Managing Diabetes in Dogs

Some dogs may be seriously ill when first diagnosed (a condition called ketoacidosis) and will require intensive care in our hospital to regulate their blood sugar levels.

Once stabilised, most dogs are controlled with once or twice daily insulin injections and a high fibre, low simple carbohydrate diet. Each dog’s needs will vary slightly depending on concurrent diseases present, such as pancreatitis and the presence of urinary tract infections.

Unneutered female dogs will also need to be spayed as female sex hormones can have an effect on blood sugar levels and make control very difficult.

Therapy must be tailored to the individual dog throughout their life and routine is key. It is important to always feed your dog regular meals at the same time every day in conjunction with his insulin injections, usually given 12 hours apart. 

Therefore, increased blood glucose released from food, coincides with the onset of action and maximal effect of insulin.

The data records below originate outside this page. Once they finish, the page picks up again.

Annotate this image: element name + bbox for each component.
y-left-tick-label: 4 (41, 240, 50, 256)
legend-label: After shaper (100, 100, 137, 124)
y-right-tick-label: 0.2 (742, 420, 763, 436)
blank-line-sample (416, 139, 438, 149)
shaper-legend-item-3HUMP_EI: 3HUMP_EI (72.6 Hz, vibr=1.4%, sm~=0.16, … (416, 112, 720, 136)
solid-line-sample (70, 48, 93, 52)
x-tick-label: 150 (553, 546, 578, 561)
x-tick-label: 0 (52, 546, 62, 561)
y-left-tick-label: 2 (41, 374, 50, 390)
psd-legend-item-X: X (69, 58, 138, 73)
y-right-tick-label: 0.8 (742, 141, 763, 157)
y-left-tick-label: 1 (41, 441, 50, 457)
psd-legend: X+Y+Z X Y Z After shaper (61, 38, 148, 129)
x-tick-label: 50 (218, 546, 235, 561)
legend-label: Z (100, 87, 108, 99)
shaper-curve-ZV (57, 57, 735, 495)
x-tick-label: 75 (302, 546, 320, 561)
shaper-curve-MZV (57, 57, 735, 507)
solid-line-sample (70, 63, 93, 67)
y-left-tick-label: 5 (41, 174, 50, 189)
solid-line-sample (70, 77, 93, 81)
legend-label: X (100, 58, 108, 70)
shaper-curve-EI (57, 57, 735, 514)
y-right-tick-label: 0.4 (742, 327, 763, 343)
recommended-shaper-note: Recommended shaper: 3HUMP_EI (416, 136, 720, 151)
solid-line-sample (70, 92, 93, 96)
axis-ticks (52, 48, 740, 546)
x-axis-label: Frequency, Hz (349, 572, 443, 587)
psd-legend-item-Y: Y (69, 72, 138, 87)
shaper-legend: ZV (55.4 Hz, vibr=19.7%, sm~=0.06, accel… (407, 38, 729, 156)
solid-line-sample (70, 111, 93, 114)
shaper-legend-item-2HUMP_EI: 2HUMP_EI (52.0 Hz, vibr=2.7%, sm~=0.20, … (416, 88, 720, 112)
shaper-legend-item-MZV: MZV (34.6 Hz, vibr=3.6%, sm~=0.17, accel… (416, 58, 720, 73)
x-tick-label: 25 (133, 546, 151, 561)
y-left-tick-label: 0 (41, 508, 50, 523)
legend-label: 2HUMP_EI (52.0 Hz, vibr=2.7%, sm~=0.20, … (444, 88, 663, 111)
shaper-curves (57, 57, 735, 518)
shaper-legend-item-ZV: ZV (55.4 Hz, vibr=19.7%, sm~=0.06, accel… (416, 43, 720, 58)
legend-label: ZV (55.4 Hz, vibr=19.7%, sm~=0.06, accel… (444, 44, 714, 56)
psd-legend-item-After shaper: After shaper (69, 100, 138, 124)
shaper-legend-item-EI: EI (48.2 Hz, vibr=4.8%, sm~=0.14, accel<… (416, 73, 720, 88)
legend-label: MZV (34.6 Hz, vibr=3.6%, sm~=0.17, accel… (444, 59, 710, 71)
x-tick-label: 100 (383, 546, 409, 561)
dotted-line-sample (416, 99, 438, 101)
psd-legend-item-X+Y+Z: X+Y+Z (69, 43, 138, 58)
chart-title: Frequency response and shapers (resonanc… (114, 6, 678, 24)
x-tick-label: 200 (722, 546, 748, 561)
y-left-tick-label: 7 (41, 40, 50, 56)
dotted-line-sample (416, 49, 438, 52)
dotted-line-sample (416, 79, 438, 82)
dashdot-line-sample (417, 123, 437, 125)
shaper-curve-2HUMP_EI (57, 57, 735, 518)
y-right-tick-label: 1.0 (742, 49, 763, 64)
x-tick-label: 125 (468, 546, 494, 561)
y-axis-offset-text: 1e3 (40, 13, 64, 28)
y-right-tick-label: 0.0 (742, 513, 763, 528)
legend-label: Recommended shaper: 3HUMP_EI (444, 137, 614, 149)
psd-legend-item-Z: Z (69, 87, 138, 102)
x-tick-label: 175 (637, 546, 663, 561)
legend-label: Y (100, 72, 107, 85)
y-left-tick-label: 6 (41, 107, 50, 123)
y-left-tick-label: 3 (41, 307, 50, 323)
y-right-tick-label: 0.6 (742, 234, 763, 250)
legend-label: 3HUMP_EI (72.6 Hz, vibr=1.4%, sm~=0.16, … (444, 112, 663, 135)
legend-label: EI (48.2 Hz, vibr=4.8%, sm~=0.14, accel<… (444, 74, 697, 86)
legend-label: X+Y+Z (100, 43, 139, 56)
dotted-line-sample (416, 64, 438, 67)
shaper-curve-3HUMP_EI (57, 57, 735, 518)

It will also help to reduce the chance of large fluctuations in blood sugar levels, that may cause it to either go too high (hyperglycaemia) or too low (hypoglycaemia).

You must avoid feeding dog treats between meals which are often high in glucose. It is also important to be consistent with the amount of exercise your dog gets daily, to help maintain his blood sugar levels and weight.

Complications

The process of stabilisation can take many weeks or months. The aim is to keep blood glucose values within an acceptable range and hence reduce the symptoms. If your dog’s insulin requirement for insulin changes or he/she is given too high a dose of insulin, there is a risk of hypoglycaemia, causing symptoms including;

  • depression or lethargy
  • confusion
  • dizziness/weakness
  • trembling
  • loss of consciousness, coma and even death.

Food should be offered straight away if you suspect hypoglycaemia, or rub honey onto your dog’s gums if you can’t get your dog to eat.

Monitoring generally involves a combination of regular urine tests (dipsticks) to check for the presence of glucose and ketones, fructosamine tests and blood glucose curves at one of our branches, which involves a series of blood glucose tests every 1-2 hours over a 12-24 hour period.

The results are plotted on a graph to provide your Vet with information to ensure your dog is on a correct dose of insulin and that the insulin is lasting long enough. If your dog finds being hospitalised too stressful, there is the option of doing a home blood glucose curve and we can show you how to use a glucometer.

Joe’s Recovery

Joe, the Border Terrier, has responded well to his insulin treatment and his Dad is coping well with his daily injections. He has stopped drinking excessively and is no longer having accidents in the house. His appetite has returned to normal, his weight is stable and he is back to his normal bright self.

Early diagnosis is vital to try to prevent secondary complications of diabetes, such as ketoacidosis, cataract formation and blindness.